47.37 - Many ways to satisfy desire
48.55 - Elliott - 9/11 age 14, thought war was cool, but felt guilty for thinking that.
49.43 - Cults: reflection of internal desire but they experience as a fact that they are responding to
50.35 - Primary process - unconscious vs. Secondary process - rational
52.21 - Oatmeal - comic strip - reference (2 birds talking -George Washington - wooden teeth)
54.20 - Backfire effect - tell somebody a piece of information that is tied to their emotions, they won’t be able to hear what you are saying because the same part of the brain that reacts to information that is threatening is also part of the brain that reacts to physically threatening things - so they run away from it - get angry, even with facts.
55.15 - The Gaze - we think we look at things objectively but there’s a part of ourselves within what we look at and we have to work on that.
55.44 - Quick to believe in things that connect with our prejudices.
57.57 - Language (humans) vs.
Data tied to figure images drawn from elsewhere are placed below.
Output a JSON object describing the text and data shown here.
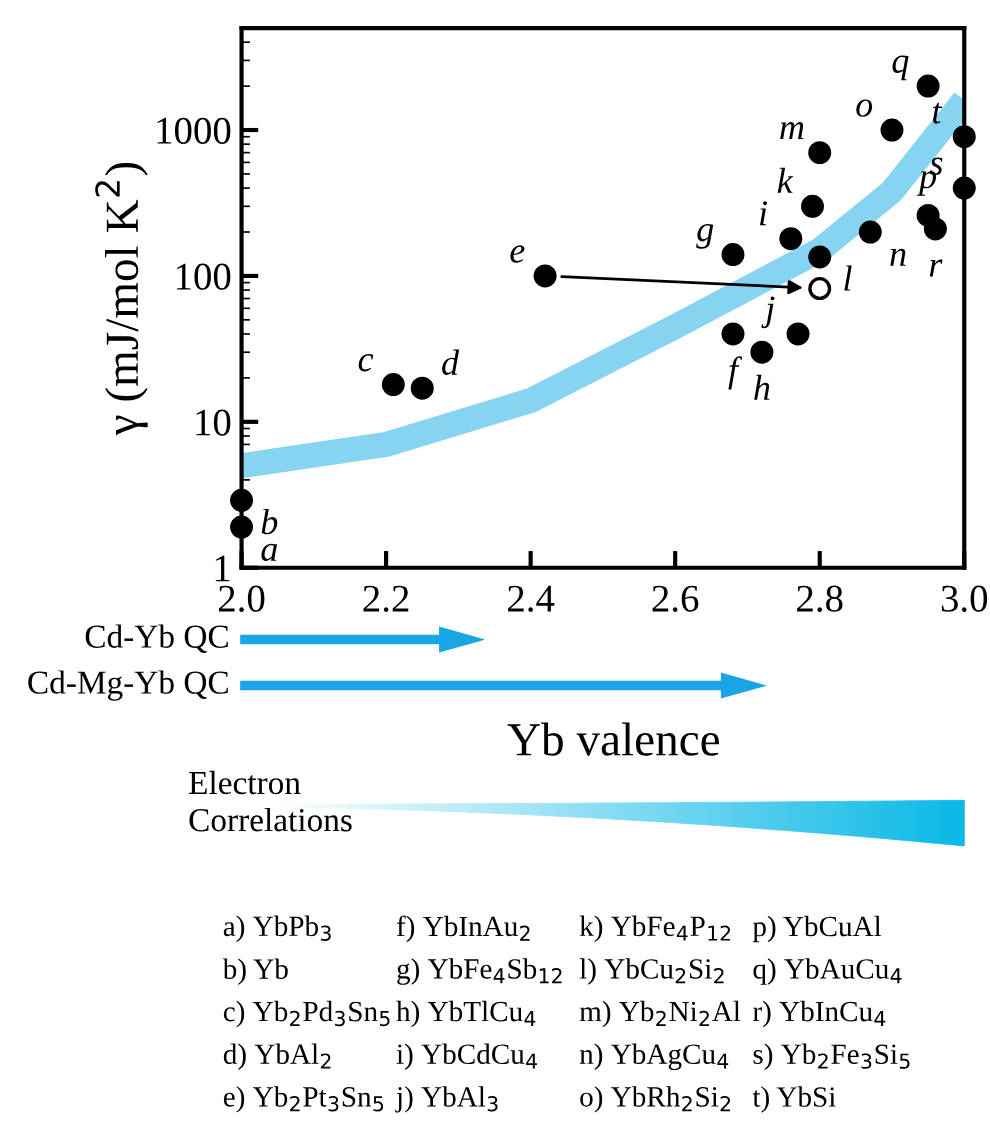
{
  "chart_data": {
    "type": "scatter",
    "xlabel": "Yb valence",
    "ylabel": "γ (mJ/mol K$^{2}$)",
    "xlim": [
      2.0,
      3.0
    ],
    "xticks": [
      {
        "value": 2.0,
        "label": "2.0"
      },
      2.2,
      2.4,
      2.6,
      2.8,
      {
        "value": 3.0,
        "label": "3.0"
      }
    ],
    "ylim": [
      1,
      5000
    ],
    "yticks": [
      1,
      10,
      100,
      1000
    ],
    "log": "y",
    "grid": false,
    "marker": "circle",
    "series": [
      {
        "type": "line",
        "marker": "none",
        "color": "#87d3f2",
        "x": [
          2.0,
          2.2,
          2.4,
          2.6,
          2.8,
          2.9,
          3.0
        ],
        "values": [
          5,
          7,
          14,
          45,
          150,
          380,
          1600
        ]
      },
      {
        "color": "#000000",
        "x": [
          2.0,
          2.0,
          2.21,
          2.25,
          2.42,
          2.68,
          2.68,
          2.72,
          2.76,
          2.77,
          2.79,
          2.8,
          2.8,
          2.87,
          2.9,
          2.95,
          2.95,
          2.96,
          3.0,
          3.0
        ],
        "values": [
          1.9,
          2.9,
          18,
          17,
          100,
          40,
          140,
          30,
          180,
          40,
          300,
          135,
          700,
          200,
          1000,
          260,
          2000,
          210,
          400,
          900
        ],
        "value_labels": [
          "a",
          "b",
          "c",
          "d",
          "e",
          "f",
          "g",
          "h",
          "i",
          "j",
          "k",
          "l",
          "m",
          "n",
          "o",
          "p",
          "q",
          "r",
          "s",
          "t"
        ]
      },
      {
        "color": "#ffffff",
        "x": [
          2.8
        ],
        "values": [
          82
        ]
      }
    ],
    "annotations": [
      "Cd-Yb QC",
      "Cd-Mg-Yb QC",
      "Electron\nCorrelations",
      "a) YbPb$_{3}$",
      "b) Yb",
      "c) Yb$_{2}$Pd$_{3}$Sn$_{5}$",
      "d) YbAl$_{2}$",
      "e) Yb$_{2}$Pt$_{3}$Sn$_{5}$",
      "f) YbInAu$_{2}$",
      "g) YbFe$_{4}$Sb$_{12}$",
      "h) YbTlCu$_{4}$",
      "i) YbCdCu$_{4}$",
      "j) YbAl$_{3}$",
      "k) YbFe$_{4}$P$_{12}$",
      "l) YbCu$_{2}$Si$_{2}$",
      "m) Yb$_{2}$Ni$_{2}$Al",
      "n) YbAgCu$_{4}$",
      "o) YbRh$_{2}$Si$_{2}$",
      "p) YbCuAl",
      "q) YbAuCu$_{4}$",
      "r) YbInCu$_{4}$",
      "s) Yb$_{2}$Fe$_{3}$Si$_{5}$",
      "t) YbSi"
    ]
  }
}
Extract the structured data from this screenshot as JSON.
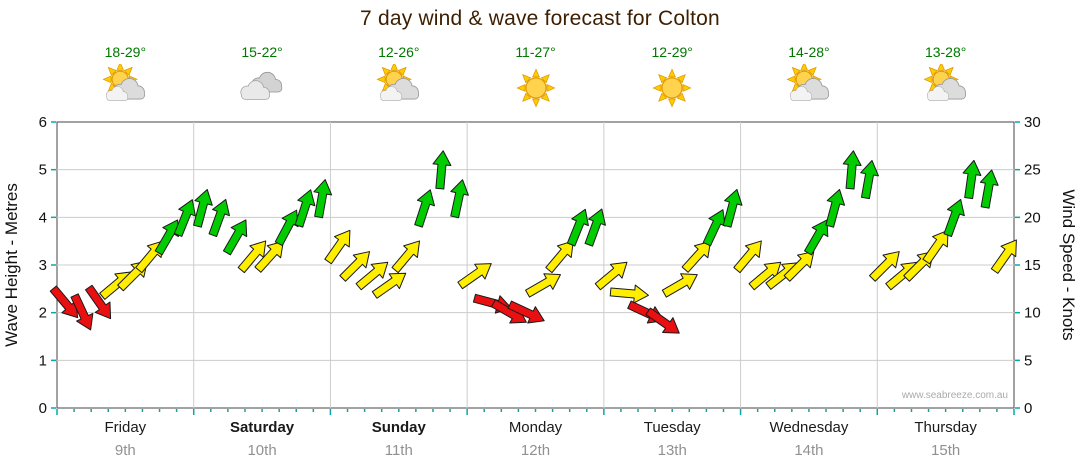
{
  "title": "7 day wind & wave forecast for Colton",
  "watermark": "www.seabreeze.com.au",
  "axes": {
    "left_label": "Wave Height - Metres",
    "right_label": "Wind Speed - Knots",
    "left_ticks": [
      "0",
      "1",
      "2",
      "3",
      "4",
      "5",
      "6"
    ],
    "right_ticks": [
      "0",
      "5",
      "10",
      "15",
      "20",
      "25",
      "30"
    ]
  },
  "days": [
    {
      "name": "Friday",
      "date": "9th",
      "temp": "18-29°",
      "icon": "partly-cloudy",
      "bold": false
    },
    {
      "name": "Saturday",
      "date": "10th",
      "temp": "15-22°",
      "icon": "cloudy",
      "bold": true
    },
    {
      "name": "Sunday",
      "date": "11th",
      "temp": "12-26°",
      "icon": "partly-cloudy",
      "bold": true
    },
    {
      "name": "Monday",
      "date": "12th",
      "temp": "11-27°",
      "icon": "sunny",
      "bold": false
    },
    {
      "name": "Tuesday",
      "date": "13th",
      "temp": "12-29°",
      "icon": "sunny",
      "bold": false
    },
    {
      "name": "Wednesday",
      "date": "14th",
      "temp": "14-28°",
      "icon": "partly-cloudy",
      "bold": false
    },
    {
      "name": "Thursday",
      "date": "15th",
      "temp": "13-28°",
      "icon": "partly-cloudy",
      "bold": false
    }
  ],
  "colors": {
    "arrow_red": "#e81010",
    "arrow_yellow": "#ffee00",
    "arrow_green": "#00cc00",
    "arrow_outline": "#1a1a1a",
    "temp_text": "#007700",
    "grid": "#cccccc",
    "axis": "#444444",
    "tick": "#00aaaa",
    "watermark_text": "#aaaaaa"
  },
  "chart_data": {
    "type": "scatter",
    "title": "7 day wind & wave forecast for Colton",
    "ylabel_left": "Wave Height - Metres",
    "ylabel_right": "Wind Speed - Knots",
    "ylim_wave": [
      0,
      6
    ],
    "ylim_wind": [
      0,
      30
    ],
    "grid": true,
    "categories": [
      "Friday 9th",
      "Saturday 10th",
      "Sunday 11th",
      "Monday 12th",
      "Tuesday 13th",
      "Wednesday 14th",
      "Thursday 15th"
    ],
    "points_per_day": 8,
    "wind_series": {
      "name": "Wind speed (knots, arrow = direction)",
      "knots": [
        11,
        10,
        11,
        13,
        14,
        16,
        18,
        20,
        21,
        20,
        18,
        16,
        16,
        19,
        21,
        22,
        17,
        15,
        14,
        13,
        16,
        21,
        25,
        22,
        14,
        11,
        10,
        10,
        13,
        16,
        19,
        19,
        14,
        12,
        10,
        9,
        13,
        16,
        19,
        21,
        16,
        14,
        14,
        15,
        18,
        21,
        25,
        24,
        15,
        14,
        15,
        17,
        20,
        24,
        23,
        16
      ],
      "direction_deg": [
        140,
        155,
        145,
        50,
        45,
        40,
        30,
        22,
        15,
        20,
        30,
        40,
        42,
        28,
        18,
        10,
        35,
        45,
        50,
        55,
        40,
        18,
        5,
        12,
        55,
        105,
        120,
        115,
        60,
        40,
        22,
        20,
        50,
        95,
        115,
        125,
        60,
        42,
        25,
        15,
        40,
        50,
        52,
        45,
        30,
        15,
        5,
        10,
        45,
        50,
        45,
        35,
        20,
        8,
        10,
        35
      ]
    },
    "color_scale": {
      "red_below_knots": 12,
      "yellow_below_knots": 17.5,
      "green_at_or_above_knots": 17.5
    }
  }
}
Communication (animals)
58.00 - Language is when you can never say what you’re saying. You always say more or less.
58.47 - (example) “I want you to leave,” but what they mean is, “I want you to fight to stay.”
When you feel guilty, ask yourself, “What is my desire and how do I find a way to express that desire in a more healthy way?” Guilt is not about you’ve done something wrong. Guilt is that you’ve ceded to your desire. And you’ve had an opportunity to be aware/see your desire.